The notorious North Korea-aligned advanced persistent threat (APT) group, Lazarus, also known as Hidden Cobra, launched a renewed phase of its long-running Operation DreamJob campaign starting in March 2025. This sophisticated espionage effort successfully compromised three European defense firms, including a metal engineering company, an aircraft parts manufacturer, and a defense contractor. The attackers specialize in social engineering, luring victims with attractive, but ultimately fake, recruitment opportunities for high-profile positions, using malicious documents to gain initial access to the targets’ secure networks.
The primary target of this recent activity was companies involved in Unmanned Aerial Vehicle (UAV) technology, a focus that cybersecurity researchers believe reflects a strategic alignment with North Korea’s national objectives. Pyongyang is actively working to expand its drone capabilities, often by reverse-engineering Western designs—such as the US-made Saetbyol-4 and Saetbyol-9 models. Given that the targeted European firms produce equipment currently used in the conflict in Ukraine, the hackers likely intended to steal sensitive intellectual property and manufacturing know-how related to these crucial Western defense systems.
Lazarus gained a foothold in the networks through a classic social engineering technique: the distribution of fake job offers disguised as PDFs. Opening these documents executed trojanized software components, which deployed a multi-stage toolset. This chain of attack included various custom loaders and droppers, such as trojanized versions of MuPDF and TightVNC, designed to evade detection. The ultimate goal of the initial intrusion was to deliver the main payload, the powerful ScoringMathTea Remote Access Trojan (RAT), which grants the threat actors full remote control over the compromised systems.
The Lazarus Group itself has been active since at least 2009 and is one of the world’s most notorious state-sponsored hacking organizations, responsible for high-profile cyberattacks like the Sony Pictures breach, the WannaCry ransomware outbreak, and major global cryptocurrency heists. Unlike many other state actors, Lazarus is known for both espionage and financial theft, using its cybercrime operations to fund the heavily sanctioned North Korean regime. The consistent use of the “fake recruiter” tactic has been a hallmark of Operation DreamJob since it was first identified around 2020.

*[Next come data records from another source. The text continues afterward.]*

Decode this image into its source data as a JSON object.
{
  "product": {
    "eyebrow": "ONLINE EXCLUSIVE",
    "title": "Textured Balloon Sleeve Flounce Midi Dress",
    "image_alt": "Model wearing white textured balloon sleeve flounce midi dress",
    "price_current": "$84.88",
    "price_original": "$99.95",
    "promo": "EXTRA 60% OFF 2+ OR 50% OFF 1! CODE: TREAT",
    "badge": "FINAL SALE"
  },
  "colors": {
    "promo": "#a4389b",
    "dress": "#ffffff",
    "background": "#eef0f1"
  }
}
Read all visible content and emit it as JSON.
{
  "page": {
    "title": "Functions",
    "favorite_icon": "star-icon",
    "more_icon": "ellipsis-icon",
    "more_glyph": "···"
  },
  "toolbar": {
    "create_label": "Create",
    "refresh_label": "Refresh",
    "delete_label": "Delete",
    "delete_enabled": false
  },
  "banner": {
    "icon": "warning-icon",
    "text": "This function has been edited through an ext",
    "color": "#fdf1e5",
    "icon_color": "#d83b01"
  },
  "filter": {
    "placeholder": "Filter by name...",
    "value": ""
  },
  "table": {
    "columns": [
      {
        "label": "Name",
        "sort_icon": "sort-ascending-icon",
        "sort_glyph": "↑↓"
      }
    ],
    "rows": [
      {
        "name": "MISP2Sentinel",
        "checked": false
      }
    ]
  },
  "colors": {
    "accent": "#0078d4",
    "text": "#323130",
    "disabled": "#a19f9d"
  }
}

In the 2025 iteration of the campaign, researchers observed the Lazarus group refining its attack methodology by structuring its tools into two distinct tiers: early-stage droppers/loaders and the main ScoringMathTea payload. This layered approach, which leverages components like the QuanPinLoader and BinMergeLoader to decrypt and load final payloads in memory, underscores the group’s persistent dedication to improving its stealth and capabilities. Organizations in the defense and aerospace sectors are continually advised to be on high alert for these highly targeted and persistent fake recruitment schemes.